Destinées
Souvent ma mère me répétait qu’à maintes reprises elle avait songé à me jeter avec l’eau du bain. Je me plaisais alors à imaginer ce que le destin m’aurait réservé si elle avait mis son projet à exécution.
Une fois le siphon passé, Dieu sait où le courant marin aurait mené le bébé que j’étais en ces temps hostiles. De rigoles en ruisseaux j’aurais vogué jusqu’à un fleuve, lequel sans état d’âme m’aurait probablement rejetée dans le premier océan rencontré.
Au large, un bateau de pêche m’aurait emprisonnée dans ses filets alors que je dérivais entre deux eaux profondes et agitées. Captive de cette nasse au sein d’un banc de nourrissons innocents, le sort de ces derniers et le mien auraient été scellés dans la conserverie du port le plus proche, où l’on nous aurait rangés tête-bêche dans une vulgaire boîte en métal.

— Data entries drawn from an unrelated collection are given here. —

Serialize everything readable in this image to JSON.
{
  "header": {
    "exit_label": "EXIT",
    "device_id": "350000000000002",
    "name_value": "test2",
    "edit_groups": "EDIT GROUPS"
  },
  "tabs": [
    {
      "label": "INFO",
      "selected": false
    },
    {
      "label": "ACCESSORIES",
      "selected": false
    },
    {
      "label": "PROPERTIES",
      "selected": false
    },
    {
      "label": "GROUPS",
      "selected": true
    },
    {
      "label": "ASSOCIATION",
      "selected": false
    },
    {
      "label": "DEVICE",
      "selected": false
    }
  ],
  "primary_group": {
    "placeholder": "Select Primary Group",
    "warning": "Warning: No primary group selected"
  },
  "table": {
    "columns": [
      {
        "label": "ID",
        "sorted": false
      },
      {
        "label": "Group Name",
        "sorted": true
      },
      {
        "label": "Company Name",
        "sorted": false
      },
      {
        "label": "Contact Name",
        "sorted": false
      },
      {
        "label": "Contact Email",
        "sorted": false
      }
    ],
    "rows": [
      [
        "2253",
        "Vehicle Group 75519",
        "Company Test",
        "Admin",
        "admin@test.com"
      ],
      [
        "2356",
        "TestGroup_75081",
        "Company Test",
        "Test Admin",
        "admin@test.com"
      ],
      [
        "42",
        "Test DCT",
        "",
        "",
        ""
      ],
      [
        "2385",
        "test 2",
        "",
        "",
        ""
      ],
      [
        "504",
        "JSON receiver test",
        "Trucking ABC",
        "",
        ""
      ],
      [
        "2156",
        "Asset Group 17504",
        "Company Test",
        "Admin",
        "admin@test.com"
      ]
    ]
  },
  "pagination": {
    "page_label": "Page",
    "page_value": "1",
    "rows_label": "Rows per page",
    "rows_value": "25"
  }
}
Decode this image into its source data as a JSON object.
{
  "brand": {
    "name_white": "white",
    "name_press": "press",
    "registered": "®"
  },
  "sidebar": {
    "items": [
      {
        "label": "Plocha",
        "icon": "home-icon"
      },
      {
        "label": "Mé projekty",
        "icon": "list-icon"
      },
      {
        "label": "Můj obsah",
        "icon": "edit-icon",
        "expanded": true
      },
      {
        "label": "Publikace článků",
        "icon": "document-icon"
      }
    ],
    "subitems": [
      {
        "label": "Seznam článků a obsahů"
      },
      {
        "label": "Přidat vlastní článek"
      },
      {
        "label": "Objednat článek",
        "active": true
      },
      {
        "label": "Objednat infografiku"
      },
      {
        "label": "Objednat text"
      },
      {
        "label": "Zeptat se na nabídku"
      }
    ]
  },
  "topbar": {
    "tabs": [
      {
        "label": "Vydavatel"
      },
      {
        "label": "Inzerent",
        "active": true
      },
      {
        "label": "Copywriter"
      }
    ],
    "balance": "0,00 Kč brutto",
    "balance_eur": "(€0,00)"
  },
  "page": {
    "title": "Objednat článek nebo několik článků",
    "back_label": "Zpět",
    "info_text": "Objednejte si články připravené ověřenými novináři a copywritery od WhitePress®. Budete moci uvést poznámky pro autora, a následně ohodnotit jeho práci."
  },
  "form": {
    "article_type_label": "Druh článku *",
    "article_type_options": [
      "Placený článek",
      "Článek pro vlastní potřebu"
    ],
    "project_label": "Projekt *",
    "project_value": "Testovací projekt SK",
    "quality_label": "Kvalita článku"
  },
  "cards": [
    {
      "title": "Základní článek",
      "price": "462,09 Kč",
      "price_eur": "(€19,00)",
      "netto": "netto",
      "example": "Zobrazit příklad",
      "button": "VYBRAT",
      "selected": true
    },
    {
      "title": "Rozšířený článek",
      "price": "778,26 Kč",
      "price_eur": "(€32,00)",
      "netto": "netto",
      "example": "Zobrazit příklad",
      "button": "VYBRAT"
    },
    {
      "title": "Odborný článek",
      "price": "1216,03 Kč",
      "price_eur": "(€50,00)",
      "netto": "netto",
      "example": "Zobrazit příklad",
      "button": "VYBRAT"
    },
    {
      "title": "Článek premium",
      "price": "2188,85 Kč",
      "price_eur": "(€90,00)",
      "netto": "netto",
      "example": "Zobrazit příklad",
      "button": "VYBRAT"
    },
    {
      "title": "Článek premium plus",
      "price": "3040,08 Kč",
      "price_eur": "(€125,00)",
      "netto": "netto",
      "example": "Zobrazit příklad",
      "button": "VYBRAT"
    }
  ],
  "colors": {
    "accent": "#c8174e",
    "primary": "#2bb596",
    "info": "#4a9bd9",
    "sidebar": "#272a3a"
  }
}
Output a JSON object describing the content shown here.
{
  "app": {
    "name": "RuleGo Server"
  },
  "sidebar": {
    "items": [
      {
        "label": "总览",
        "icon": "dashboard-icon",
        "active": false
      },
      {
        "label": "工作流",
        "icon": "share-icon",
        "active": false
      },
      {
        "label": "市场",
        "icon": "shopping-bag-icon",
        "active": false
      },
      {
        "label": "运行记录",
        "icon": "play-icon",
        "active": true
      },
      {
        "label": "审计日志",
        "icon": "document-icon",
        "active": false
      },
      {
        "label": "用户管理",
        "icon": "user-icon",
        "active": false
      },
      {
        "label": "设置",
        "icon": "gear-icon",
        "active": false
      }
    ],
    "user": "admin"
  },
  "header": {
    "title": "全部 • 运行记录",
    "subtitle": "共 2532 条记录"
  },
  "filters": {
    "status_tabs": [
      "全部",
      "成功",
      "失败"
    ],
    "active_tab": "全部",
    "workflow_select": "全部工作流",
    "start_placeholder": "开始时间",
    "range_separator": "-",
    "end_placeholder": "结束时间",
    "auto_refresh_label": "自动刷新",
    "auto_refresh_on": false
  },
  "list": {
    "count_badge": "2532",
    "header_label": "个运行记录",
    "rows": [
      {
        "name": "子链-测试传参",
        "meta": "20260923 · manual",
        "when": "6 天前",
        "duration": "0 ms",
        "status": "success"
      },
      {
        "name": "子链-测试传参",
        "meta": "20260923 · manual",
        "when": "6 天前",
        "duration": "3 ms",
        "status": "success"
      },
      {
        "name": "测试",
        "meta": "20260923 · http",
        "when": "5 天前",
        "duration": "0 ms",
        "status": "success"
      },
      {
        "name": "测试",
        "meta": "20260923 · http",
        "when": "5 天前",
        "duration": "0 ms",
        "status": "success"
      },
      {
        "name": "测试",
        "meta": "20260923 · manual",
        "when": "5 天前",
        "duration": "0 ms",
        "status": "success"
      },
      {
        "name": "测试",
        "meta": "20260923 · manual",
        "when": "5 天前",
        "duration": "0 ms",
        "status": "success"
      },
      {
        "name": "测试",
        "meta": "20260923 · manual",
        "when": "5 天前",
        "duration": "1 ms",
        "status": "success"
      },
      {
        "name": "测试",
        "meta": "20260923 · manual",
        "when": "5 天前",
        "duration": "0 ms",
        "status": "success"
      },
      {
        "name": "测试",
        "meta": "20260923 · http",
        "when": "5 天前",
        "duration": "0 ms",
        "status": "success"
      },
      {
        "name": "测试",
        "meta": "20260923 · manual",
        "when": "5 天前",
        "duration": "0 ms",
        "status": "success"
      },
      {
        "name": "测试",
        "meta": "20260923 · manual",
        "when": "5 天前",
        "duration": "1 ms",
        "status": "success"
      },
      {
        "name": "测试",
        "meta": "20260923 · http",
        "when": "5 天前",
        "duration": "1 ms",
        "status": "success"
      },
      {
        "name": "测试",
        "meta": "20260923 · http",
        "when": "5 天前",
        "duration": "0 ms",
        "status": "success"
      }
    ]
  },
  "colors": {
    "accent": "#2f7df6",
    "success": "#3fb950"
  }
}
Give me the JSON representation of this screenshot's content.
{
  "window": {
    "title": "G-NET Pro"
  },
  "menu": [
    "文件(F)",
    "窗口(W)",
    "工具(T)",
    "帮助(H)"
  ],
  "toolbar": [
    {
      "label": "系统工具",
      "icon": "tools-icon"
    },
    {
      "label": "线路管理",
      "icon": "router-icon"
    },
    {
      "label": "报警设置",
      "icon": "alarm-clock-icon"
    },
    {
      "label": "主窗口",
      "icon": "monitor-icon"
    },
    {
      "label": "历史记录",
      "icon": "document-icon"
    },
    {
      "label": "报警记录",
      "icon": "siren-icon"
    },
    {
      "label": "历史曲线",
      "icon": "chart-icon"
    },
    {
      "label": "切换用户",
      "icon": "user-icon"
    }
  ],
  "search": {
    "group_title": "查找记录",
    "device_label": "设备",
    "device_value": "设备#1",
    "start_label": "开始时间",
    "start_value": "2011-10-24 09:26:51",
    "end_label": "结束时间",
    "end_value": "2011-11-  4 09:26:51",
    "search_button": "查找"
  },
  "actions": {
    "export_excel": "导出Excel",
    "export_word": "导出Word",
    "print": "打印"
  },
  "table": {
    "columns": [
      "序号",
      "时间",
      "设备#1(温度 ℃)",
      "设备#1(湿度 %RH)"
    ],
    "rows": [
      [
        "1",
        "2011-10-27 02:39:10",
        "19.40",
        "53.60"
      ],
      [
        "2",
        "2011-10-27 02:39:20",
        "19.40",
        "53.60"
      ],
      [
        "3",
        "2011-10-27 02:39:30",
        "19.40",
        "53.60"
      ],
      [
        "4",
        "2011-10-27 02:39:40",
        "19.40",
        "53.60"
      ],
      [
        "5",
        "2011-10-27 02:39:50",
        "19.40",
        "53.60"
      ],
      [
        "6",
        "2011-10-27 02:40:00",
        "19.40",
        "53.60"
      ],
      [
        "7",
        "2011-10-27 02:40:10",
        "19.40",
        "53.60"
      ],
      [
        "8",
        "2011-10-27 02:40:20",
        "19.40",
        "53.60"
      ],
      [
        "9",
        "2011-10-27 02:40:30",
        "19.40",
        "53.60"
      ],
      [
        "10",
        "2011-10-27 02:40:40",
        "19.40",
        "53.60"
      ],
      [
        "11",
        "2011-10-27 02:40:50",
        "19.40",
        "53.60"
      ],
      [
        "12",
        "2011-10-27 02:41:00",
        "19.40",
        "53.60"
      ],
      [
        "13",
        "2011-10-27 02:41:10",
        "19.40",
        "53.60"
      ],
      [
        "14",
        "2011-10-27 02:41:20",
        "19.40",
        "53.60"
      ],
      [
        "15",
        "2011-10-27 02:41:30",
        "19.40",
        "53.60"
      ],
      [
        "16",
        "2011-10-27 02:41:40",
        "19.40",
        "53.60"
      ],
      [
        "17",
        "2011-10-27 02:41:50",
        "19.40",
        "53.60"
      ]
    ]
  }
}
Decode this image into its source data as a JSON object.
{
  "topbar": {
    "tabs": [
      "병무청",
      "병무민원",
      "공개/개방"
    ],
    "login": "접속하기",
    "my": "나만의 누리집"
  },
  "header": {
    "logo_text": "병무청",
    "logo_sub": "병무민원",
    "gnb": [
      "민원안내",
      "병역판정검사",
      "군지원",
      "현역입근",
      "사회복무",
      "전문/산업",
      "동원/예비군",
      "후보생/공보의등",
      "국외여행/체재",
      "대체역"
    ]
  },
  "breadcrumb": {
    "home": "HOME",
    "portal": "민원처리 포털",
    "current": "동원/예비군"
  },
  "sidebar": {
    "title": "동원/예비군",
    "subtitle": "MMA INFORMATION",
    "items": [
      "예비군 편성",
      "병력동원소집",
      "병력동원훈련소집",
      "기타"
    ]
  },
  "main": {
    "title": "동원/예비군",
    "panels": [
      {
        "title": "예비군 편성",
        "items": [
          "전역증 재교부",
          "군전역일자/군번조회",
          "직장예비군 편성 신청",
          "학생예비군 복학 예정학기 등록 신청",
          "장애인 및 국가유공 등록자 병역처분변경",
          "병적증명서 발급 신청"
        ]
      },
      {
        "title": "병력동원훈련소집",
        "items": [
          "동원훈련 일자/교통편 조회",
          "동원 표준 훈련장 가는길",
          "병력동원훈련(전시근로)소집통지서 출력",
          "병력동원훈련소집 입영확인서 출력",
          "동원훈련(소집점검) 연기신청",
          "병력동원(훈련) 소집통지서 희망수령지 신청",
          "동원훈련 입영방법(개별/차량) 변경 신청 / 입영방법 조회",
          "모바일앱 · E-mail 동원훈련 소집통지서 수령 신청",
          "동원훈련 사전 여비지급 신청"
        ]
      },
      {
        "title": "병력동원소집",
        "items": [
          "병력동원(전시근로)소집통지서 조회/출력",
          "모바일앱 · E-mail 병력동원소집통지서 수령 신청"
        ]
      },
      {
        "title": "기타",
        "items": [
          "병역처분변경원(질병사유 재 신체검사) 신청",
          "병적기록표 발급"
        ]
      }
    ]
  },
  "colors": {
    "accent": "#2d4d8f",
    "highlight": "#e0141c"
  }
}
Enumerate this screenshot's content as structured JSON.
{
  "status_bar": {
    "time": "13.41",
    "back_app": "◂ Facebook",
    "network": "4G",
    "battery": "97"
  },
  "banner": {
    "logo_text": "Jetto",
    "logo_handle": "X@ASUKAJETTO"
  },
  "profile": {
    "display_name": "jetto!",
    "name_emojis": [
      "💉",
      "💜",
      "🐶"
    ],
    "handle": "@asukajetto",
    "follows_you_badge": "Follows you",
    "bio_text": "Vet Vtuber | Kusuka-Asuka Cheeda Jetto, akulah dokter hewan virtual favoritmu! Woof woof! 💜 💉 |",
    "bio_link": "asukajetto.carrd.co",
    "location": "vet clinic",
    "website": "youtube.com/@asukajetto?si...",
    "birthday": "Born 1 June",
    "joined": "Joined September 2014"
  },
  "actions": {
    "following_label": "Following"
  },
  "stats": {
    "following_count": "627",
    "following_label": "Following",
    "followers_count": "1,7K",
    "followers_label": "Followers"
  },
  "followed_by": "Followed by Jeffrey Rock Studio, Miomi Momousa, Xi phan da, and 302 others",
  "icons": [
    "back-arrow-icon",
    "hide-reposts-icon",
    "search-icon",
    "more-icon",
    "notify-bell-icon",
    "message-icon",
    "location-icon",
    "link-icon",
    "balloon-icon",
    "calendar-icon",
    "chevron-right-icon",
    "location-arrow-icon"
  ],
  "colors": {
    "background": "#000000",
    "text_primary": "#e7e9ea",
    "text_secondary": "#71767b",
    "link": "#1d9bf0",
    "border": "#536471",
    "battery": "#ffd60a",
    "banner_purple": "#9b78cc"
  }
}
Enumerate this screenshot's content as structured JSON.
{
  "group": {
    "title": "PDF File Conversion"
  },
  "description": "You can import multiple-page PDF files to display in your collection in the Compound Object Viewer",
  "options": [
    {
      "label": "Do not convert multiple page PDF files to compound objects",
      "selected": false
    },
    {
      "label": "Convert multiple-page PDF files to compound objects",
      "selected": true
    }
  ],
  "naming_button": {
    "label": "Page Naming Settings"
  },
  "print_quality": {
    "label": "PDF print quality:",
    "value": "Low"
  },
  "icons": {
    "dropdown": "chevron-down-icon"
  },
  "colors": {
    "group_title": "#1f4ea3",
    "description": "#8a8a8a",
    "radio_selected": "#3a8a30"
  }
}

Toutefois, si j’avais réussi à échapper au dessein de cet impitoyable chalutier, peut-être aurais-je poursuivi mon errance avant d’atteindre, à grands coups de vagues écumeuses, la côte d’un pays lointain et stopper définitivement ma course contre une jetée rocheuse et meurtrière.
À moins que bardée d’algues brunes et poisseuses, j’eusse échoué sur la plage de sable brûlant d’une île hostile qu’aucun Vendredi à ce jour n’a encore foulée.
Que de destinées tragiques j’ai évitées !
En définitive, ma mère devait m’adorer puisqu’elle m’a préférée à l’eau du bain ; à moins qu’elle ait renoncé parce que chez nous, les sardines, nous n’avons pas de baignoire.